Since You Went Away [MGM]

 

Do you know what your children are watching?

By NICK ZEGARAC

"Since You Went Away" is David O. Selznick feeble attempt to turn a simple wartime melodrama in a contemporary "Gone With The Wind."

Running just under three hours -- and with enough tear-jerking moments to stock up three films -- this cry-fest extraordinaire was meant to be a sincere tribute to all the families that stayed behind while their men went off to fight in World War II.

Claudette Colbert stars as Mrs. Anne Hilton, the dutiful wife and mother of two angelic daughters, Deborah (surprise, surprise -- Jennifer Jones) and Briget (Shirley Temple, all grown-up and not nearly as effective as during her childhood tenure at Fox). Selznick's screenplay concocts Anne as the veritable too-good-to-be-true model of courage and strength on the home front. However, after the first hour or so, charting the family's day-to-day life and struggles get to wear a bit thin on the mind and heart. In retrospect the doomed romance between Deborah and departing serviceman William Smollett (Robert Walker) seems foreshadowing to the end of Walker and Jones marriage in real life. And Guy Madison -- a Selznick "discovery" whom the producer hoped would pay off in the same way as his earlier finds, failed to catch on, though in this film he is particularly used to good effect as the all-American fighting boy in blue.

Despite its shortcomings, "Since You Went Away" was a resounding box office success when it was released and was nominated for a truckload of Oscars. But the tide of favorable preference in Academy voters had begun to turn against Selznick film's by this time. "Since You Went Away" took only one statuette home for its moody and evocative black-and-white cinematography.

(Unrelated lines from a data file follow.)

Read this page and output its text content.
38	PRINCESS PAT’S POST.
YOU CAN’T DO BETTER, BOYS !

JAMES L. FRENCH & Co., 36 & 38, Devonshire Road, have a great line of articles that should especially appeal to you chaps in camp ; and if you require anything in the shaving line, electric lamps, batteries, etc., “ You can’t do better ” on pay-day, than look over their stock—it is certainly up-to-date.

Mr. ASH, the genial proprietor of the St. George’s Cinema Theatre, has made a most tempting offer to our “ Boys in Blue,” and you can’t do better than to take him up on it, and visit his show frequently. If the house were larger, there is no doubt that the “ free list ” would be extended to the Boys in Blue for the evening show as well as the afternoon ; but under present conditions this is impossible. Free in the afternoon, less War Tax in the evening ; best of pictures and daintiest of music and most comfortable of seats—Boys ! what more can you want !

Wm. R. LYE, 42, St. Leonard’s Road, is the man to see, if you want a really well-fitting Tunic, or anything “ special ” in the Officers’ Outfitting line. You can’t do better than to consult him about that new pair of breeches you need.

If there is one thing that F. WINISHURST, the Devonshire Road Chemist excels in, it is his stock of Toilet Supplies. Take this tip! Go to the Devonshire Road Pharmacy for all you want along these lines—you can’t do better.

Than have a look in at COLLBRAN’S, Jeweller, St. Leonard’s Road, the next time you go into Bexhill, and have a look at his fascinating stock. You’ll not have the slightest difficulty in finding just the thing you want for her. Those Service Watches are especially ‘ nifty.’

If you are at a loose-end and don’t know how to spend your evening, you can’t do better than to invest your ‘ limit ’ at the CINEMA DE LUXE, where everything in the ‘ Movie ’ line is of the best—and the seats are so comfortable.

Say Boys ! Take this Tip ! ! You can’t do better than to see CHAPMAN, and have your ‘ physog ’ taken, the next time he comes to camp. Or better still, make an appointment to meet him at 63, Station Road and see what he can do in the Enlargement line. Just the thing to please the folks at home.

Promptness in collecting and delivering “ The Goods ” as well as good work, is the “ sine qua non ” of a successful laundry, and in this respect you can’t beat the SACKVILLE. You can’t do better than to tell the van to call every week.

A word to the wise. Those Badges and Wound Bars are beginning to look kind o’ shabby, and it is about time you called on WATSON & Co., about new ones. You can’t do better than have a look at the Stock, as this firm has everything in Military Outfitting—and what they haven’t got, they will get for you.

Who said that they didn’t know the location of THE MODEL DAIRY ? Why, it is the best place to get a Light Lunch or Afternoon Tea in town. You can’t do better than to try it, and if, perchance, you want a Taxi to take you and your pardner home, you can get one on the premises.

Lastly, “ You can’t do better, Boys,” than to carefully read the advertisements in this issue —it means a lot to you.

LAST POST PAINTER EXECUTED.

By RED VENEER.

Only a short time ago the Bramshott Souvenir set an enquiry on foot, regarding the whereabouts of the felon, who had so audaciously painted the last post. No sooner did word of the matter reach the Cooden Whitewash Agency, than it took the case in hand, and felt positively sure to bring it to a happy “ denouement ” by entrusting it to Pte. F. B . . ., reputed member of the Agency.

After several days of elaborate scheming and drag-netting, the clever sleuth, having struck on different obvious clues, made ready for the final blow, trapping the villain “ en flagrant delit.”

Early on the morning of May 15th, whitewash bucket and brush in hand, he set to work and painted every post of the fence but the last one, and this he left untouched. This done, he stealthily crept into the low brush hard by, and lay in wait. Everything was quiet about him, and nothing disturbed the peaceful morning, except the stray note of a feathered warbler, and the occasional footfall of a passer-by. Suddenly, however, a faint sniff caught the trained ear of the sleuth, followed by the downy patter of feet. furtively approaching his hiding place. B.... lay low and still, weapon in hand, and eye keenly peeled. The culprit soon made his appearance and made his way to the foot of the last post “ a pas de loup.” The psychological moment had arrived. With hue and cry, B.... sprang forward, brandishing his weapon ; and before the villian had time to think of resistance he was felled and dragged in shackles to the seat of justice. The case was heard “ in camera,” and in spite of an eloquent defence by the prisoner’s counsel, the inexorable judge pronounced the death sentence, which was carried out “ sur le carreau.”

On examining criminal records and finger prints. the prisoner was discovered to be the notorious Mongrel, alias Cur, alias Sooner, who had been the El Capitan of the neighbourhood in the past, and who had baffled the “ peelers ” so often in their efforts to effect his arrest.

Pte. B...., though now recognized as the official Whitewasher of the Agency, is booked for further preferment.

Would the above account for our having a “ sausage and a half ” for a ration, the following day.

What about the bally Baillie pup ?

MGM's DVD is rather impressive. The B&W picture exhibits a very nicely balanced grayscale with smooth, solid blacks and very clean whites. Age-related artifacts are present throughout but do not distract. Some minor edge enhancement crops up but pixelization is kept to a minimum. Overall the picture will surely not disappoint. The audio is mono but more than adequate for a film of this vintage. There are no extras.